13 Luglio 2008 - Alcuni economisti sostengono che il prezzo del petrolio segue l’andamento della domanda e dell’offerta: se tale teoria fosse esatta, un rimbalzo di 12 dollari in due soli giorni sarebbe il segnale di una forte ripresa dell’economia mondiale.

Purtroppo, invece, sembrano più essere i timori di un rallentamento delle forniture insieme al ruolo di bene rifugio che si è ritagliato il petrolio, a dominare i mercati.
L’effetto delle tensioni in Medio Oriente, dovute alle preoccupazioni per le esercitazioni missilistiche iraniane, del risveglio dei guerriglieri in Nigeria, della minaccia di uno sciopero in Brasile, hanno messo in agitazione i mercati finanziari internazionali, spingendo le quotazioni del petrolio oltre i 147 dollari al barile, nuovo record storico.

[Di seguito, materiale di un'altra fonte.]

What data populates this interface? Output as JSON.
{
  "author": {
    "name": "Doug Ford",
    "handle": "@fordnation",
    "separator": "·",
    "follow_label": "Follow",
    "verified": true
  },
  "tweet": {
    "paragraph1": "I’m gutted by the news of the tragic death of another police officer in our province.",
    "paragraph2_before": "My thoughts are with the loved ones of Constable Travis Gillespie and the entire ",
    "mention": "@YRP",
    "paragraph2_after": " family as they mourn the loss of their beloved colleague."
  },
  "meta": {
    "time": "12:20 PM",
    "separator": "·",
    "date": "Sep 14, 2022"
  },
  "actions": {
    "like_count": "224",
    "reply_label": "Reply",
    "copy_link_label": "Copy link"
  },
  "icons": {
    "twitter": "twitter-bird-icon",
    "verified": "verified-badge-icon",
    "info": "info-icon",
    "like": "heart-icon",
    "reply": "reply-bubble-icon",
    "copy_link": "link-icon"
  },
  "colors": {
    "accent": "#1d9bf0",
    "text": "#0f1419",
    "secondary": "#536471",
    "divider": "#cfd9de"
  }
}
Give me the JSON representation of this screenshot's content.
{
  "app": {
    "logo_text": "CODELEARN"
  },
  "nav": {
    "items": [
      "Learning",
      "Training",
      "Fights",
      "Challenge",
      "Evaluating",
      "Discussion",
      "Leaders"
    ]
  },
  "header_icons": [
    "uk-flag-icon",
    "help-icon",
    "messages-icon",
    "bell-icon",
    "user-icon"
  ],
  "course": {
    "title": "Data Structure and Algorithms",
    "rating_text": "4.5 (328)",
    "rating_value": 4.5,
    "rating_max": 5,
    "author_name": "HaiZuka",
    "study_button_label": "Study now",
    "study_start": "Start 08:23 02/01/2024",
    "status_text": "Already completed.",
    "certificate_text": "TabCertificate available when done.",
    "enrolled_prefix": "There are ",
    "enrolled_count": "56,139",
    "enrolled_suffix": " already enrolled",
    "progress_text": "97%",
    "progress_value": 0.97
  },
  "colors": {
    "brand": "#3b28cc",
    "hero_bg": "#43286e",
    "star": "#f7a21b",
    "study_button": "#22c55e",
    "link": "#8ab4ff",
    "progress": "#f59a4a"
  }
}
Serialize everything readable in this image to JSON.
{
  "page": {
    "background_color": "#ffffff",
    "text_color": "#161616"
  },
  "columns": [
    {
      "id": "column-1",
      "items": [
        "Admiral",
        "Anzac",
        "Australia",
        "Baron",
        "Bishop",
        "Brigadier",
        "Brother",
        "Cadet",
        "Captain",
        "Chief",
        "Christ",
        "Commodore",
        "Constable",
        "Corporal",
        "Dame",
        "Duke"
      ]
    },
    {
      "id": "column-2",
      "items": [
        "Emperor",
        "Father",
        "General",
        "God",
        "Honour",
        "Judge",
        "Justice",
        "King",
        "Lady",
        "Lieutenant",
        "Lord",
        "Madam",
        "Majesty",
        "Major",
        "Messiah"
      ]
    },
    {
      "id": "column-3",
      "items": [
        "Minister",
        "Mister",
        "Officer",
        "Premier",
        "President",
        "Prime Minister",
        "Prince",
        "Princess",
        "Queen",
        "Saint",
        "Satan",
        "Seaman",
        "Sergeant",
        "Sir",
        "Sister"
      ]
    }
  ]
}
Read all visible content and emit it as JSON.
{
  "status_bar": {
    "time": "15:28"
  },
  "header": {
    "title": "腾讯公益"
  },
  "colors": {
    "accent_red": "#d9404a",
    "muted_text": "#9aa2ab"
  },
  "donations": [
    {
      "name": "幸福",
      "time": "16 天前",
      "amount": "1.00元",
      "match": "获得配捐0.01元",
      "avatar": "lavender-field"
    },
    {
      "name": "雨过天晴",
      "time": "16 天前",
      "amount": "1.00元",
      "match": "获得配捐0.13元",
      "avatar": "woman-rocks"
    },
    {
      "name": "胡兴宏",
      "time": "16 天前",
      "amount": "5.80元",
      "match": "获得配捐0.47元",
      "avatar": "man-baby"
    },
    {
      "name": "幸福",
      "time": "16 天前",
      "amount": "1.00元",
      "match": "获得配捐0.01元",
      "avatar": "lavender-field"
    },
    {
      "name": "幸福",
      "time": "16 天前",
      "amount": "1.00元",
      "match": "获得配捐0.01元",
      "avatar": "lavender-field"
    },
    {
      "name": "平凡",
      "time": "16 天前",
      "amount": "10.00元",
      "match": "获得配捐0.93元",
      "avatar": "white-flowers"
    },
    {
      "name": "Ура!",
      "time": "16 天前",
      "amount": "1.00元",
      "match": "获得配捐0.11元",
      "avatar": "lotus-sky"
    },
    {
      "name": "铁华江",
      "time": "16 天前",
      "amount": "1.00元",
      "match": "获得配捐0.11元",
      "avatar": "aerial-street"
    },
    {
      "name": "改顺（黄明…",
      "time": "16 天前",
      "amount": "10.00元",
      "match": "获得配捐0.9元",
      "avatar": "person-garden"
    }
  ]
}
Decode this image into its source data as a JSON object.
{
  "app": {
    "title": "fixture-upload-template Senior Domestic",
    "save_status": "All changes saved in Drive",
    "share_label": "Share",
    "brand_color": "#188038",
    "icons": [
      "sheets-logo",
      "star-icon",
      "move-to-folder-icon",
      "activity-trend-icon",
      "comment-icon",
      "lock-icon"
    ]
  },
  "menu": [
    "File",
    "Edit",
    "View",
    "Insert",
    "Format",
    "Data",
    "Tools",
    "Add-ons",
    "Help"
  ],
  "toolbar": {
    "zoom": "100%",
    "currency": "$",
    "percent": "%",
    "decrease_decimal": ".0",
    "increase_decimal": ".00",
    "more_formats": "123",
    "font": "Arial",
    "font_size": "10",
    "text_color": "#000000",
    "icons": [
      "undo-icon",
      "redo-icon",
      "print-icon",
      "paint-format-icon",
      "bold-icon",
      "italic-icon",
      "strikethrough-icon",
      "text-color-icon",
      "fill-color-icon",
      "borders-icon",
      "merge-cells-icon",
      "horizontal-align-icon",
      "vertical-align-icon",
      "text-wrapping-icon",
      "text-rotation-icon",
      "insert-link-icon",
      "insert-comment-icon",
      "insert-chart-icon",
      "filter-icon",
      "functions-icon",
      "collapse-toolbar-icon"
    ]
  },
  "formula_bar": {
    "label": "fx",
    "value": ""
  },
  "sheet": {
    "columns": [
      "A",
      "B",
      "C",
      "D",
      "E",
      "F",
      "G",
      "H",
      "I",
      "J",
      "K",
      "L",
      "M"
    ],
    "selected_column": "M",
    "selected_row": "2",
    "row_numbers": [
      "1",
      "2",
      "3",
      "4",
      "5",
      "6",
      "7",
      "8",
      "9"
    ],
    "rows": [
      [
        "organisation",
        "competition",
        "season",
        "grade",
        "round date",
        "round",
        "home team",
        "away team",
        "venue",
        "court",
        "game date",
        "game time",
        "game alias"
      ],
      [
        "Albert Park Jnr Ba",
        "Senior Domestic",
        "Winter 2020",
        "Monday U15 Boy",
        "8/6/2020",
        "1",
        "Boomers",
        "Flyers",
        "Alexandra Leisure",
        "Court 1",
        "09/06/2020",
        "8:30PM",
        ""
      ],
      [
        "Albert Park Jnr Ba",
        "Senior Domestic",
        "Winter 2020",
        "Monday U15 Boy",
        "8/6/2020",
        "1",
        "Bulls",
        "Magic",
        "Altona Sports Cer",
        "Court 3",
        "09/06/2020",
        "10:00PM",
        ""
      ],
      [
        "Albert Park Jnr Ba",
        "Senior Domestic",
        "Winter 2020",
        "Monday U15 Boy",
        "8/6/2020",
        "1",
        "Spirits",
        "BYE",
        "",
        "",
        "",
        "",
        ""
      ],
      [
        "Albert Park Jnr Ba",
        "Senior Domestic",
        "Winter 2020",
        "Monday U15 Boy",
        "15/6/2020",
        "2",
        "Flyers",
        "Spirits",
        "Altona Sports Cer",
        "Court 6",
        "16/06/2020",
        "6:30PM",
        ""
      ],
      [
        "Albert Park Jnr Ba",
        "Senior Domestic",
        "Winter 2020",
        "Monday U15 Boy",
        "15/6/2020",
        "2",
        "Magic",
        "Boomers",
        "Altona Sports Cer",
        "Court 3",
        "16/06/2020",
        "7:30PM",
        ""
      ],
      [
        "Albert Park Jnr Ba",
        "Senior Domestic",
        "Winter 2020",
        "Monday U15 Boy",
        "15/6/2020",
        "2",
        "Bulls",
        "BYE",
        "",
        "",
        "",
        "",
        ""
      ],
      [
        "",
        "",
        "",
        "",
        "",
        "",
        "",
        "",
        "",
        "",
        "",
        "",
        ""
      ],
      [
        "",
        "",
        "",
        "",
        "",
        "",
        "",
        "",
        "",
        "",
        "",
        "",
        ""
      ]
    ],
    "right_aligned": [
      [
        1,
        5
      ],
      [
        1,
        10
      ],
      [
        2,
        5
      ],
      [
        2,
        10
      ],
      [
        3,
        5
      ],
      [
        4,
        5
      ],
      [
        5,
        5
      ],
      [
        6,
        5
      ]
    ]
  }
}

Le cause geopolitiche tuttavia spiegano solo in parte la nuova impennata del prezzo, che resta indissolubilmente legato all’andamento del dollaro, valuta di scambio sui mercati energetici.

L’euro è tornato a correre contro dollaro, sfiorando il nuovo massimo a 1,60.

Il presidente americano Bush ha chiesto al Congresso l’ autorizzazione per iniziare le trivellazioni in mare aperto per estrarre petrolio e gas.

Sono questi scenari inimmaginabili solo poco tempo fa.

Le preoccupazioni su possibili difficoltà nelle forniture sono dovute anche alla diffusione di notizie che prevedono il rialzo della domanda mondiale di petrolio per l’intero 2008, dopo stime al ribasso.